May I Hebb Your Attention Pliss
- Author: Arnab Ray
- Publication date: 2010
- Publication place: India

= May I Hebb Your Attention Pliss =

2010 book by Arnab Ray

May I Hebb Your Attention Pliss is the first book of Arnab Ray, an Indian blogger. The book is an extension of his blog. It deals with Indian pop culture, Bollywood, satire and his own life experiences. He makes sarcastic comments on the Indian film industry, Indian politics and society in general.

==Reception==
The book generally met favourable reviews. It was on India Todays Bestsellers list. Times of India Crest said, "Take a chance on Ray; you might enjoy being tickled greatbong style.".The Daily Telegraph said "for a more in-depth insight into the minds of the pubescent adults growing up in the ’80s, do read his Bollywood made me what I am". It also found a mention on the newspaper's surprise hits of 2010. Daily News and Analysis called the satire in the book as "highly entertaining" and that "all said and done, if you grew up in the late eighties and the nineties, this is a book you should not miss." Deccan Herald wrote that "everything from the cover, the title, the blurb and the preface tells you that this is a book worth picking up.

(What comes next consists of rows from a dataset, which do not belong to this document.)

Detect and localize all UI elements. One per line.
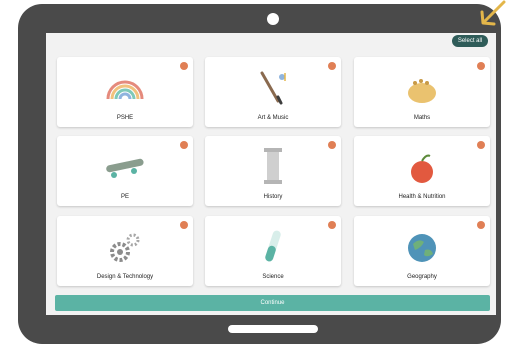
check-icon (328, 221, 336, 229)
subject-card-pe[interactable]: PE (57, 136, 193, 206)
subject-label: History (263, 194, 283, 200)
abacus-icon (408, 79, 436, 103)
subject-label: Design & Technology (96, 274, 154, 280)
apple-icon (411, 154, 433, 183)
subject-label: Geography (407, 274, 437, 280)
gears-icon (110, 233, 140, 262)
select-all-button[interactable]: Select all (452, 35, 488, 47)
check-icon (477, 221, 485, 229)
subject-card-design-technology[interactable]: Design & Technology (57, 216, 193, 286)
subject-card-pshe[interactable]: PSHE (57, 57, 193, 127)
rainbow-icon (106, 80, 144, 100)
home-bar (228, 325, 318, 333)
subject-card-history[interactable]: History (205, 136, 341, 206)
subject-card-science[interactable]: Science (205, 216, 341, 286)
column-icon (264, 148, 282, 184)
subject-card-maths[interactable]: Maths (354, 57, 490, 127)
continue-button[interactable]: Continue (55, 295, 490, 311)
pointer-arrow-icon (480, 0, 506, 26)
subject-label: PE (120, 194, 129, 200)
subject-card-geography[interactable]: Geography (354, 216, 490, 286)
check-icon (180, 141, 188, 149)
check-icon (328, 141, 336, 149)
globe-icon (408, 234, 436, 262)
camera-icon (267, 13, 279, 25)
paintbrush-icon (260, 71, 286, 105)
test-tube-icon (265, 230, 281, 262)
check-icon (328, 62, 336, 70)
skateboard-icon (106, 158, 144, 178)
subject-label: Science (262, 274, 284, 280)
check-icon (180, 221, 188, 229)
check-icon (477, 62, 485, 70)
subject-label: Health & Nutrition (398, 194, 446, 200)
subject-label: PSHE (116, 115, 134, 121)
subject-label: Art & Music (257, 115, 289, 121)
subject-card-art-music[interactable]: Art & Music (205, 57, 341, 127)
check-icon (477, 141, 485, 149)
check-icon (180, 62, 188, 70)
subject-card-health-nutrition[interactable]: Health & Nutrition (354, 136, 490, 206)
subject-label: Maths (413, 115, 431, 121)
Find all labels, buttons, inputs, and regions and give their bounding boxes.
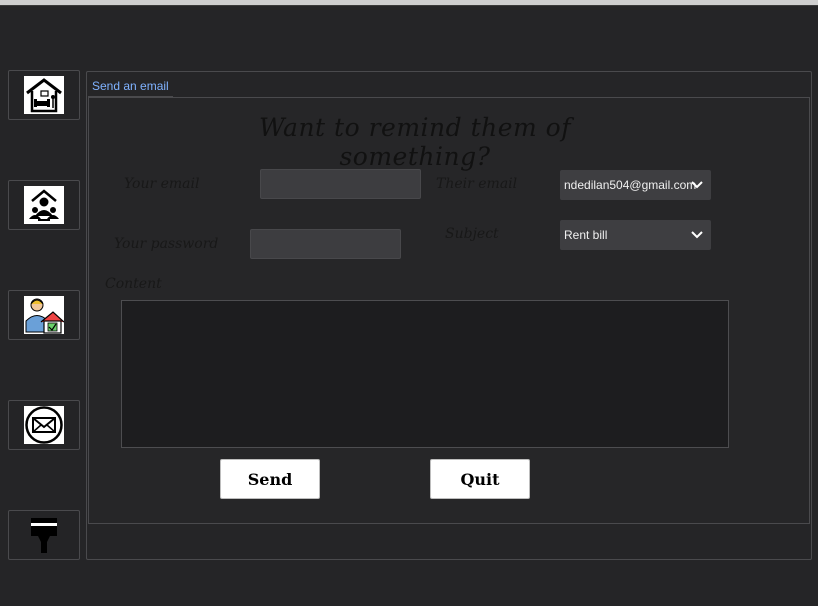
your-password-label: Your password bbox=[114, 236, 219, 252]
sidebar-item-landlord[interactable] bbox=[8, 290, 80, 340]
sidebar-item-email[interactable] bbox=[8, 400, 80, 450]
chevron-down-icon bbox=[691, 181, 703, 189]
envelope-icon bbox=[24, 406, 64, 444]
chevron-down-icon bbox=[691, 231, 703, 239]
your-email-field[interactable] bbox=[260, 169, 421, 199]
subject-value: Rent bill bbox=[564, 228, 608, 242]
quit-button[interactable]: Quit bbox=[430, 459, 530, 499]
their-email-label: Their email bbox=[436, 176, 518, 192]
house-icon bbox=[24, 76, 64, 114]
content-label: Content bbox=[105, 276, 162, 292]
subject-dropdown[interactable]: Rent bill bbox=[560, 220, 711, 250]
landlord-house-icon bbox=[24, 296, 64, 334]
page-title: Want to remind them of something? bbox=[259, 113, 571, 171]
subject-label: Subject bbox=[445, 226, 499, 242]
sidebar-item-tenants[interactable] bbox=[8, 180, 80, 230]
tenant-group-icon bbox=[24, 186, 64, 224]
your-email-label: Your email bbox=[124, 176, 200, 192]
your-password-field[interactable] bbox=[250, 229, 401, 259]
tab-send-email[interactable]: Send an email bbox=[88, 76, 173, 98]
sidebar-item-theme[interactable] bbox=[8, 510, 80, 560]
their-email-dropdown[interactable]: ndedilan504@gmail.com bbox=[560, 170, 711, 200]
window-top-border bbox=[0, 0, 818, 6]
content-textarea[interactable] bbox=[121, 300, 729, 448]
sidebar-item-home[interactable] bbox=[8, 70, 80, 120]
paint-brush-icon bbox=[24, 515, 64, 555]
their-email-value: ndedilan504@gmail.com bbox=[564, 178, 697, 192]
send-button[interactable]: Send bbox=[220, 459, 320, 499]
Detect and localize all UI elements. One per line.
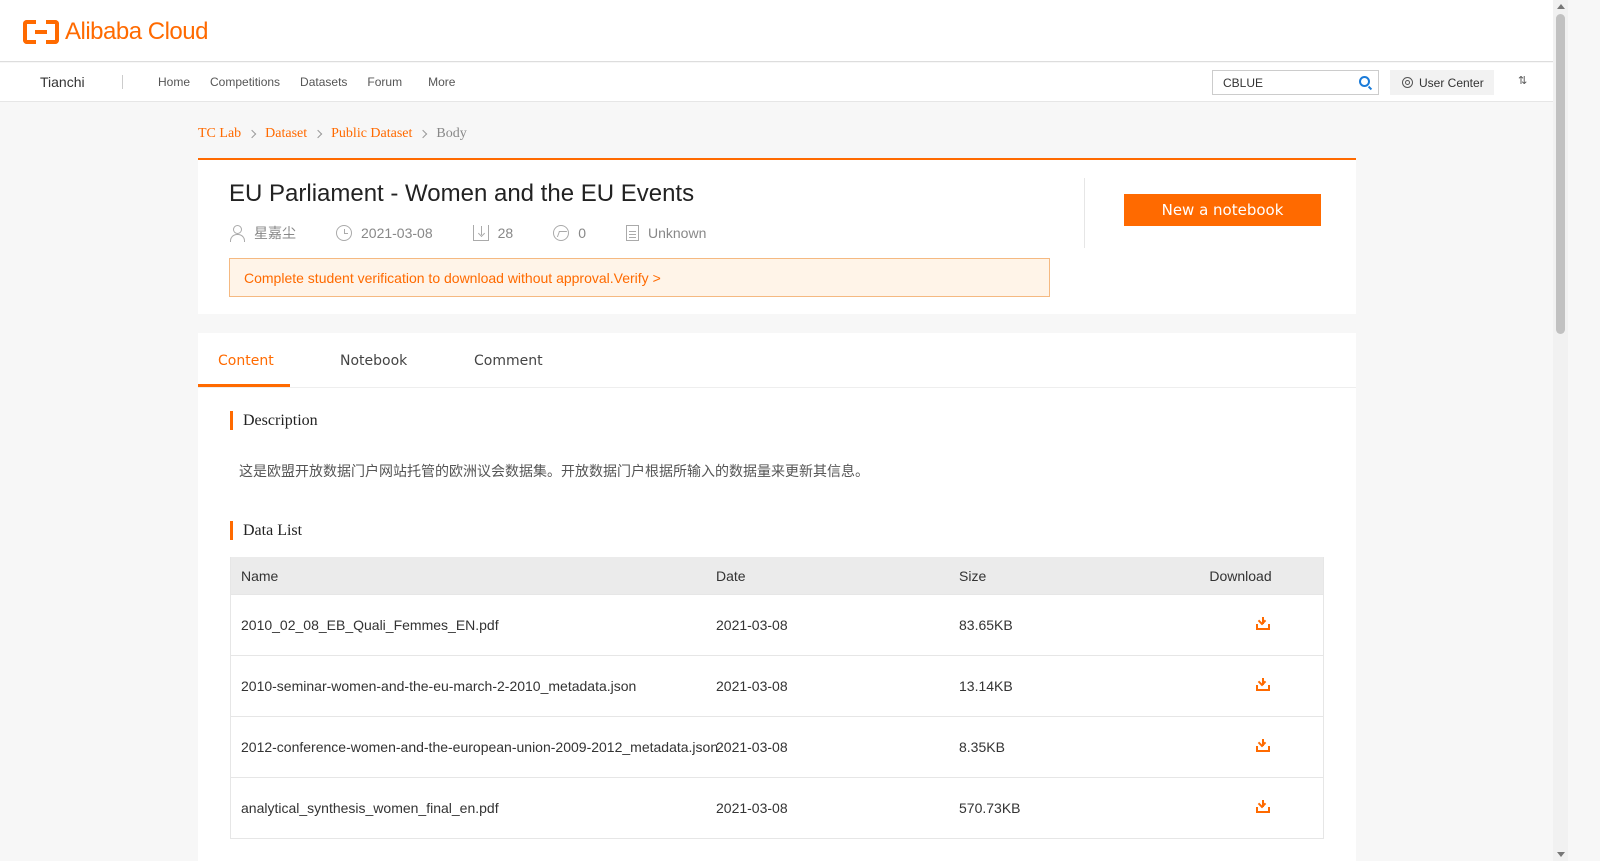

It doesn’t disappoint". It considered the book as irreverent but also poignant. Outlook felt the content of the book could make hilarious blog posts "but reading over forty thousand words of this pales quickly". It also pointed out the episodic nature of the chapters with no connection with each other as a sore point. Kanchan Gupta of The Pioneer, on the other hand, commented on the episodic nature of the chapters in MIHYAP (as the author likes to call his book). He said that it gives the reader the freedom to "read in bits and pieces, portions that aren’t particularly interesting can be skipped." It also finds a mention in WorldCat book catalogue.